|Subject: AU: Hunt for leaders of Timor
Hunt for leaders of Timor violence
Ashleigh Wilson, Dili October 31, 2006
EAST Timor Prime Minister Jose Ramos Horta has vowed to hunt down those behind the latest instability in Dili, and strongly defended the presence of Australian troops in the impoverished nation.
Returning to Dili yesterday following an audience with the Pope in the Vatican, Mr Ramos Horta said there was growing evidence of a "political motivation" to the fighting that had left up to 10 people dead in the past week.
"There have been some organised attempts - efforts with money, drugs given to youths - designed to instigate violence," he said.
"This suggests only that there might be some elements involved with an obvious political agenda."
Mr Ramos Horta said his Government, the UN and Australian troops were investigating the organisers of the violence, and expected results within days.
The streets of Dili have been quiet since Friday, but concerns remain about continuing tensions across the capital and the potential for violence to break out at any time.
"These people who are doing this, they know we are watching, they know we are obtaining evidence about them, so that might discourage them and make them stop this violence," Mr Ramos Horta said.
"I'm confident we will know their identity in the coming days ... In due course, we will let the public know, expose those who are determined to continue to destabilise this country.
"On our side, we have very long experience, through 24 years' of resistance, in finding out who's who."
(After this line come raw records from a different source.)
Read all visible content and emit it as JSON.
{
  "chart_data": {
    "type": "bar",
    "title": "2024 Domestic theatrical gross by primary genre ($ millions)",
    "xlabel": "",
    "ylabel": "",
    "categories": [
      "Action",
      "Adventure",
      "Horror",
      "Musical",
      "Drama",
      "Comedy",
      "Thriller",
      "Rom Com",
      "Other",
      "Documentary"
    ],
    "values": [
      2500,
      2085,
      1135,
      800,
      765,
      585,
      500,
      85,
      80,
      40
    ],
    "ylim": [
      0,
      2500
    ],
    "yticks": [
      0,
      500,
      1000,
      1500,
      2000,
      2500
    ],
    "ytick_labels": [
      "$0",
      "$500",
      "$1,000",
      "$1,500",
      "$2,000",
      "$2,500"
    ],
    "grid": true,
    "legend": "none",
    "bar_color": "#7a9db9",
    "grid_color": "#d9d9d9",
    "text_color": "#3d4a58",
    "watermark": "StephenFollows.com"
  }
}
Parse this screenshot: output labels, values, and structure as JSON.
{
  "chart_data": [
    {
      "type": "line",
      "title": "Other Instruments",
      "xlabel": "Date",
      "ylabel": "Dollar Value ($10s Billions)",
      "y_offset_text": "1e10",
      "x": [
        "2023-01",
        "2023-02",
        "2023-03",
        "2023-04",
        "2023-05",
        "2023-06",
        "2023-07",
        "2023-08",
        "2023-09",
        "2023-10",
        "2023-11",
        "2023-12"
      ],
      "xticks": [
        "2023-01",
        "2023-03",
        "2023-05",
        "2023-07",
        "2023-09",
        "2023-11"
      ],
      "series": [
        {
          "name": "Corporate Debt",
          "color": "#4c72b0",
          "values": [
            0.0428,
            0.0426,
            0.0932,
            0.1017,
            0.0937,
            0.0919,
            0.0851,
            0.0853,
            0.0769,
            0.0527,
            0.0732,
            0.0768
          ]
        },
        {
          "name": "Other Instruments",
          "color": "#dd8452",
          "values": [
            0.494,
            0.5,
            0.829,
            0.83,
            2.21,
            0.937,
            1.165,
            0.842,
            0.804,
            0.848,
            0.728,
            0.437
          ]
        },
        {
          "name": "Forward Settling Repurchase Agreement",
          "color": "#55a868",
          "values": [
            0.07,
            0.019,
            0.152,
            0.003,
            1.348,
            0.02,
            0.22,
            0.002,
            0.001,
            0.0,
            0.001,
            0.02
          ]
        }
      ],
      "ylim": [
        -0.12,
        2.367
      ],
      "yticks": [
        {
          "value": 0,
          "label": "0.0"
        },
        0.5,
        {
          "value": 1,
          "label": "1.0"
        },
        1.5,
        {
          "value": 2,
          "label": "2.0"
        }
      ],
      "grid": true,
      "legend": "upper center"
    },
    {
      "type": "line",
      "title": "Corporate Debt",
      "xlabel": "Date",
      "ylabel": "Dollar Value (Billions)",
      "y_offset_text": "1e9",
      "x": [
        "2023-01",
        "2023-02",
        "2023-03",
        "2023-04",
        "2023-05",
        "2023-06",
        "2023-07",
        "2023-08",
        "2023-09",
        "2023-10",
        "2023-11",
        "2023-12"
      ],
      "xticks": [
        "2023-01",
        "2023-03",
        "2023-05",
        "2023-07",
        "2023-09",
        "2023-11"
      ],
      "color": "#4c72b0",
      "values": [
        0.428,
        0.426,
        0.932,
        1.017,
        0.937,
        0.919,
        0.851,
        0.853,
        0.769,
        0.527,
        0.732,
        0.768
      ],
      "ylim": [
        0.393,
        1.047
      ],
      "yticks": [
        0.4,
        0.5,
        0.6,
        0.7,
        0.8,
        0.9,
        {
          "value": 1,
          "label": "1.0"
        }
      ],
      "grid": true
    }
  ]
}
The Prime Minister's comments come amid growing anti-Australian sentiment in Dili, where the violence has been exacerbated by widespread use of methamphetamines among disaffected youth.
On the weekend, a local newspaper blamed Australian troops for the deaths of two Timorese men, a claim rejected by Prime Minister John Howard and the head of the Australian Defence Force.
Mr Ramos Horta said yesterday that the only people who wanted to discredit Australian or Portuguese troops in East Timor were "the enemies of this country, the enemies of peace".
"In May, we were desperate because our police imploded and people were being killed, and there was a danger of a civil war," he said.
"We called upon our friends - Australia, New Zealand, Malaysia and Portugal. All of them responded promptly. If not for them, I don't know where East Timor would be today.
"So only people who have no interest in seeing this country stabilise would engage in a campaign of trying to discredit our friends."
The Australian reported yesterday how a dirty form of the drug "ice", manufactured locally and distributed to young Timorese, was fuelling the gang violence in Dili.
Mr Ramos Horta said drug users were in the minority, but agreed that the use of methamphetamines was contributing to the violence.